Trinny and Susannah fats your lot

Thought the freak show was a thing of the past? Well check out the programmes that make the overweig

You know how the Americans used to pay money to look at the deformed in circus freak shows? If that appeals to you, try the modern day version.

The utterly loathsome programme Trinny and Susannah undress the nation is another spin on the Gok Wan show how to look good naked. (Notice I'm not linking to either of them).

I'm not sure which came first but basically both have the same purpose - to get women of above average size, already insecure about their bodies, to take off their clothes so we can all sit at home and wonder at their flabby bits.

The Trinny and Susannah programme this week masqueraded as a campaign for better clothing choices for overweight women.

And it's a work of utter manipulation. Put someone in front of a camera for long enough and they'll very quickly forget it's there. Then you flatter, cajole and emotionally blackmail until the victims do just as you bid.

You can see how these people, forgetful of the national exposure they are about to have, will get their kit off in a sort of 'nudge, nudge - I will if you will' kind of a way.

Of course the presenters remain as they are - in the case of Trinny and Susannah: overprivileged, heavily coiffed, fully dressed and diving in only to hilariously grope someone's breasts or coax some tears.

This week they persuaded a group of unfortunate women who couldn't find fashions they liked, because of their shapes, to join them in taking on the high street retailers!

With a mixture of flattery and coersion, they played big on the curious way people are impressed and overawed by others simply because they appear on TV.

And in a grand finale, they had them conveyed on floats through Boston in Lincolnshire - apparently a national fat-spot.
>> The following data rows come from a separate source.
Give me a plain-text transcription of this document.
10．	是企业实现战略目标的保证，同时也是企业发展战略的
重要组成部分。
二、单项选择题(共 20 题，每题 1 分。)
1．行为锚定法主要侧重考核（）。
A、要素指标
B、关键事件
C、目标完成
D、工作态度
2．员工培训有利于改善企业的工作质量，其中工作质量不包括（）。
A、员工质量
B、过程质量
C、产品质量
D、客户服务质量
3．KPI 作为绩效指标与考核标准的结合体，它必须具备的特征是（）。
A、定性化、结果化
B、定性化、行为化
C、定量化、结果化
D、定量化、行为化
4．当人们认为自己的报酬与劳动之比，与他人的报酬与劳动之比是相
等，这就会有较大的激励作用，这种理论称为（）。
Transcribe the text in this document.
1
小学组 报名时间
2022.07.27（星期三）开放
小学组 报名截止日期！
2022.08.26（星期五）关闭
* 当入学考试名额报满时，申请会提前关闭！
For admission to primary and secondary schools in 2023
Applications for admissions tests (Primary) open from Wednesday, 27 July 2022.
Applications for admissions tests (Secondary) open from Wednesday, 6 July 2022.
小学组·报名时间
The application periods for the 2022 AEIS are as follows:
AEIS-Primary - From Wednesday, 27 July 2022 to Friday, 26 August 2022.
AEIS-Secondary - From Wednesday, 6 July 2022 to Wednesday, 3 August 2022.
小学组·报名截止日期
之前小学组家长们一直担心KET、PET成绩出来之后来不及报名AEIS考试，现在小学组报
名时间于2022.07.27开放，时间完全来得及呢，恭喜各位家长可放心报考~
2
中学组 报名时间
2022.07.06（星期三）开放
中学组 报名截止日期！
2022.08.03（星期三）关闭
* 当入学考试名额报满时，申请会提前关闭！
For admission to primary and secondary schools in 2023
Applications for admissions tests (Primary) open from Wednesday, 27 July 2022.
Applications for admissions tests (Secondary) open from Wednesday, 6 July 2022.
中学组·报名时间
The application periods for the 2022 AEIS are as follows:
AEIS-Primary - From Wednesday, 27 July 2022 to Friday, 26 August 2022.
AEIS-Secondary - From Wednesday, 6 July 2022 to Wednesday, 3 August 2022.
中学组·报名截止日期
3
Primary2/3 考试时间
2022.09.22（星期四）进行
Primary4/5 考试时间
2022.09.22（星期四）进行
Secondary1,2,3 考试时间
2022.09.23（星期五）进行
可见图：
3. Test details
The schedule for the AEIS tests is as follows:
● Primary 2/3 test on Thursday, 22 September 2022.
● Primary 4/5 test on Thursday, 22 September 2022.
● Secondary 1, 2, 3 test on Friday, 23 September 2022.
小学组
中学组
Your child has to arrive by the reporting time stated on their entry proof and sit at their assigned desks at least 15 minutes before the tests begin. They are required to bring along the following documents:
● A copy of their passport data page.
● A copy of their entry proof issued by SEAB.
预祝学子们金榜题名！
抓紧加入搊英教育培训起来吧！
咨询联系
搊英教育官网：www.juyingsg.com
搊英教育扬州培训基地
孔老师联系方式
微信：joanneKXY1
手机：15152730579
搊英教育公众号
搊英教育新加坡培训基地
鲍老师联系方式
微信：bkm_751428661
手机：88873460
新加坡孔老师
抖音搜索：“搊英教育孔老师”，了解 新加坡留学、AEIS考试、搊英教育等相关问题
Mind you before we got there they all had to stand around in their underwear for a good while - just so we could fully understand what they were up against.

And thanks to Trinny and Susannah we've learnt not to tease the obese but be lovely to them and put them nearly naked on national TV. How far we've come.

Ben Davies trained as a journalist after taking most of the 1990s off. Prior to joining the New Statesman he spent five years working as a politics reporter for the BBC News website. He lives in North London.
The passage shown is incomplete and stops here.